The garrison marched out with the honours of war, and Phœnicia became an appendage of the small empire of Antigonus. From Antigonus Phœnicia passed to his son Demetrius, who maintained his hold on it, with some vicissitudes of fortune, till B.C. 287, when it once more passed under the dominion of Ptolemy Lagi. From this time it was an Egyptian dependency for nearly seventy years, and flourished commercially, if it not distinguish itself by warlike exploits. The early Ptolemies were mild and wise rulers. They encouraged commerce, literature, and art. So far as was possible they protected their dominions from external attack, put down brigandage, and ruled with equity and moderation.

It was not until the fourth prince of the house of Lagus, Philopator, mounted the throne (B.C. 222) that the character of their rule changed for the worse, and their subjects began to have reason to complain of them. The weakness and profligacy of Philopater tempted Antiochus III. to assume the aggressive, and to disturb the peace which had now for some time subsisted between Syria and Egypt, the Lagidæ and the Seleucidæ. In B.C. 219 he drove the Egyptians out of Seleucia, the port of Antioch, and being joined by Theodotus, the Egyptian governor of the Cœlesyrian province, invaded that country and Phœnicia, took possession of Tyre and Accho, which was now called Ptolemaïs, and threatened Egypt with subjugation.

Phœnicia once more became the battle-field between two great powers, and for the next twenty years the cities were frequently taken and re-taken. At last, in B.C. 198, by the victory of Antiochus over Scopas, and the surrender of Sidon, Phœnicia passed into the permanent possession of the Seleucidæ, and, though frequently reclaimed by Egypt, was never recovered. The kingdom of the Seleucidæ came to an end through its own internal weakness and corruption. In B.C. 83 their subjects, whether native Asiatics or Syro-Macedonians, were so weary of the perpetual series of revolts, civil wars, and assassinations that they invited Tigranes, the king of the neighbouring Armenia, to step in and undertake the government of the country.

Tigranes ruled from B.C. 83 till B.C. 69, when he was attacked by the Romans, to whom he had given just cause of offence by his conduct in the Mithridatic struggle. Compelled by Lucullus to relinquish Syria, he retired to his own dominions, and was succeeded by the last Seleucid prince, Antiochus Asiaticus, who reigned from B.C. 69 to B.C. 65. Rome then stepped forward, and took the inheritance to which she had become entitled a century and a quarter earlier by the battle of Magnesia. Phoenicia thus passed quietly into the Roman Empire.

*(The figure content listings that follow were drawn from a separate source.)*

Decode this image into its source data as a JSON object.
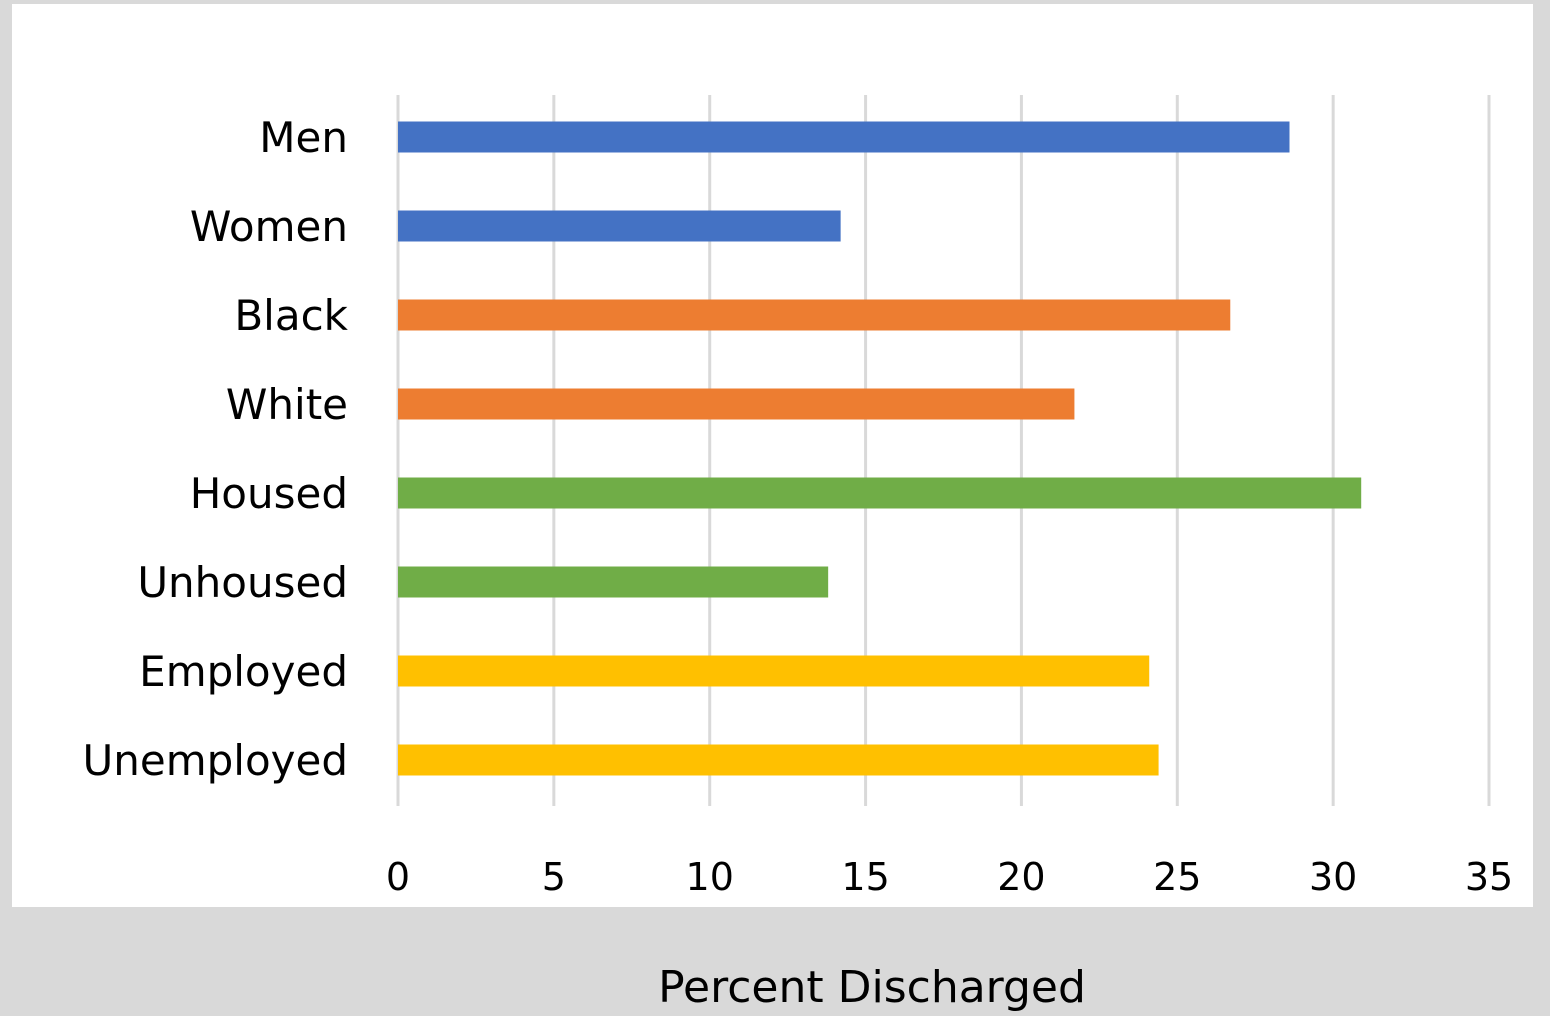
{
  "chart_data": {
    "type": "bar",
    "orientation": "horizontal",
    "categories": [
      "Men",
      "Women",
      "Black",
      "White",
      "Housed",
      "Unhoused",
      "Employed",
      "Unemployed"
    ],
    "values": [
      28.6,
      14.2,
      26.7,
      21.7,
      30.9,
      13.8,
      24.1,
      24.4
    ],
    "colors": [
      "#4472c4",
      "#4472c4",
      "#ed7d31",
      "#ed7d31",
      "#70ad47",
      "#70ad47",
      "#ffc000",
      "#ffc000"
    ],
    "xlabel": "Percent Discharged",
    "ylabel": "",
    "xlim": [
      0,
      35
    ],
    "xticks": [
      0,
      5,
      10,
      15,
      20,
      25,
      30,
      35
    ],
    "grid": true,
    "legend": "none"
  }
}
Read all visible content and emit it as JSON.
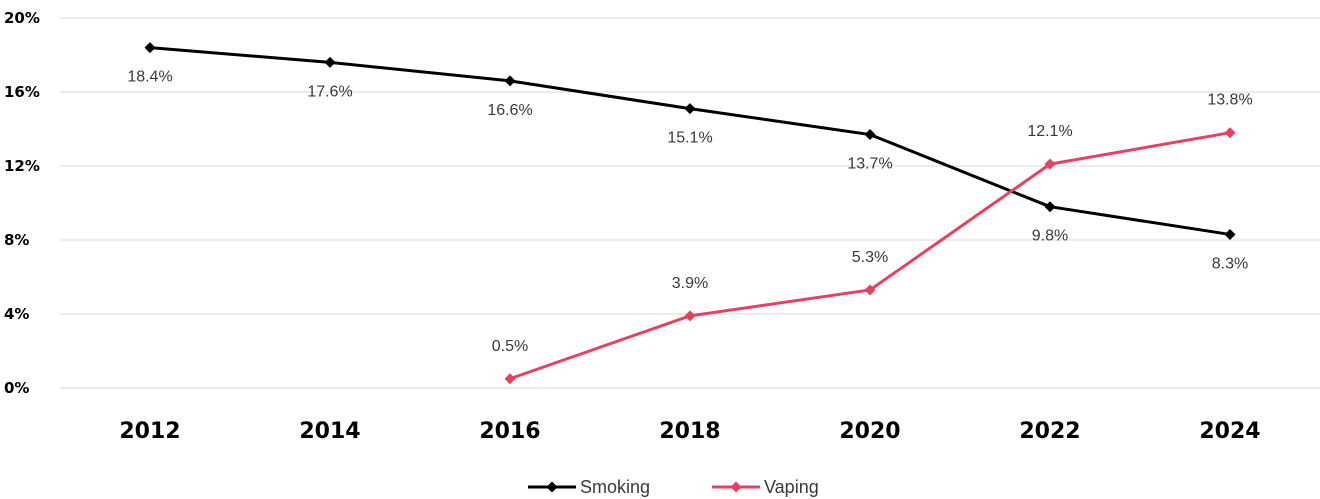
{
  "chart_data": {
    "type": "line",
    "categories": [
      "2012",
      "2014",
      "2016",
      "2018",
      "2020",
      "2022",
      "2024"
    ],
    "ylim": [
      0,
      20
    ],
    "yticks": [
      0,
      4,
      8,
      12,
      16,
      20
    ],
    "ytick_labels": [
      "0%",
      "4%",
      "8%",
      "12%",
      "16%",
      "20%"
    ],
    "grid": true,
    "legend_position": "bottom-center",
    "series": [
      {
        "name": "Smoking",
        "color": "#000000",
        "values": [
          18.4,
          17.6,
          16.6,
          15.1,
          13.7,
          9.8,
          8.3
        ],
        "labels": [
          "18.4%",
          "17.6%",
          "16.6%",
          "15.1%",
          "13.7%",
          "9.8%",
          "8.3%"
        ],
        "label_position": "below"
      },
      {
        "name": "Vaping",
        "color": "#e8405f",
        "values": [
          null,
          null,
          0.5,
          3.9,
          5.3,
          12.1,
          13.8
        ],
        "labels": [
          null,
          null,
          "0.5%",
          "3.9%",
          "5.3%",
          "12.1%",
          "13.8%"
        ],
        "label_position": "above"
      }
    ]
  }
}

Phoenicia gained greatly by the strictness with which Rome kept the police of the Eastern Mediterranean. For many years previously to B.C. 67 their commerce had been preyed upon to an enormous extent by the piratical fleets, which from the creeks and harbours of Western Cilicia and Pamphylia, spread terror and made the navigation of the Levant and Ægean a dangerous business. Pompey, in that year, completely destroyed the piratical fleets, attacked the pirates in their lairs, and cleared them out from every spot where they had established themselves.

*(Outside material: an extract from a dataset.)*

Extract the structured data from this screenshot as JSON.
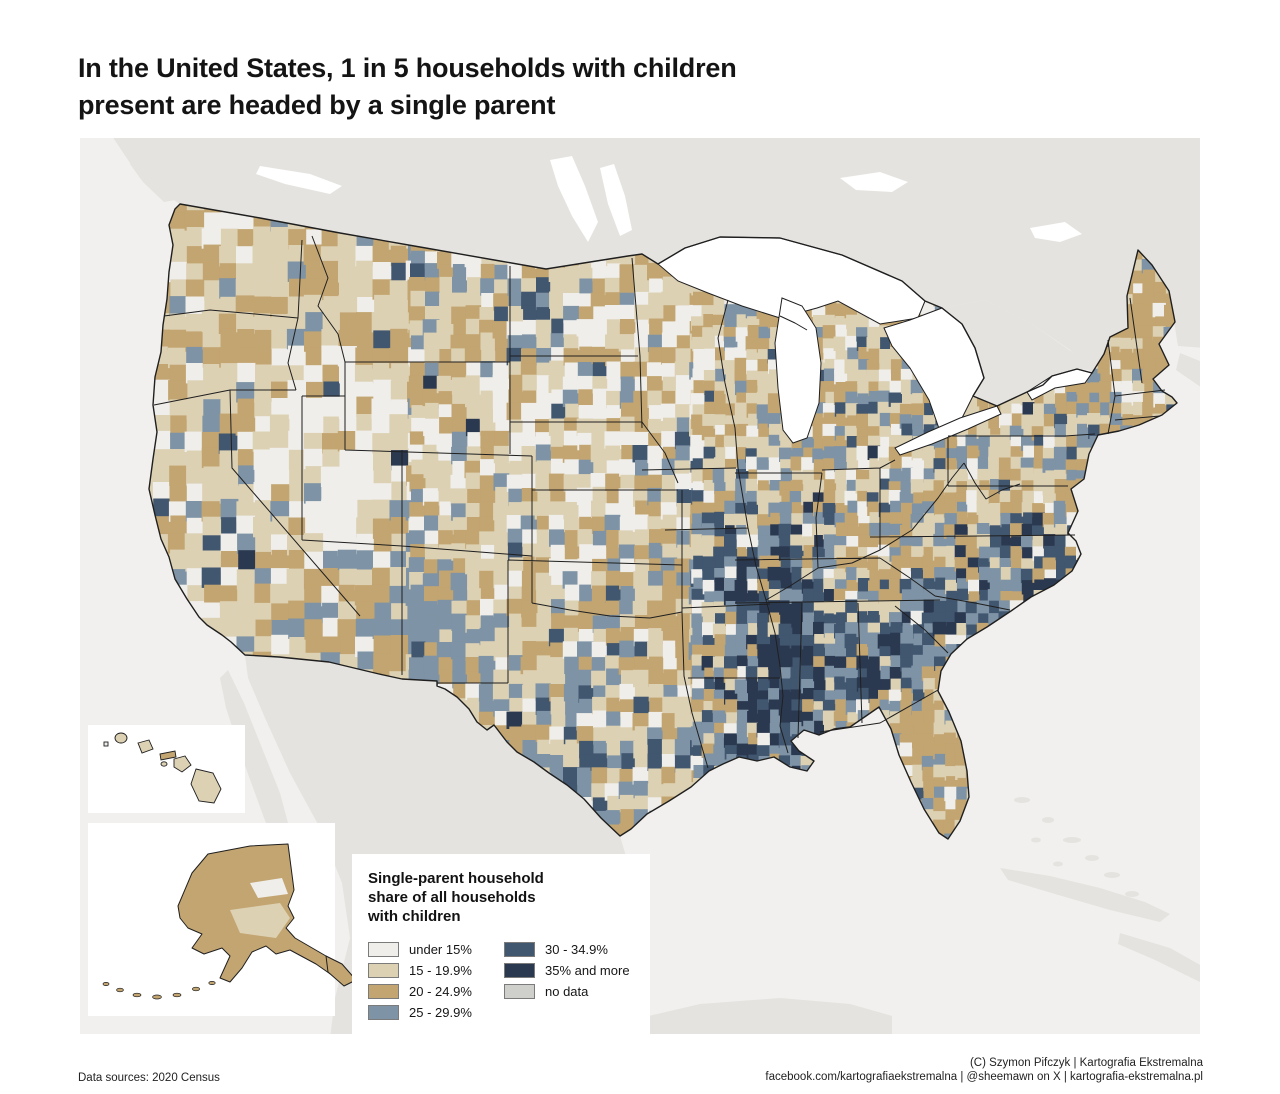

Voyages by sea became once more as safe as travels by land; and a vigilant watch being kept on all the coasts and islands, piracy was never again permitted to gather strength, or become a serious evil. The Phœnician merchants could once more launch their trading vessels on the Mediterranean waters without fear of their suffering capture, and were able to insure their cargoes at a moderate premium. The cities of Tripoli, Sidon, and Tyre were given the position of “free cities” which secured them an independent municipal government, under their own freely elected council and chief magistates. These privileges, conferred by Pompey, were not withdrawn by Julius Cæsar, when he became master of the Roman world.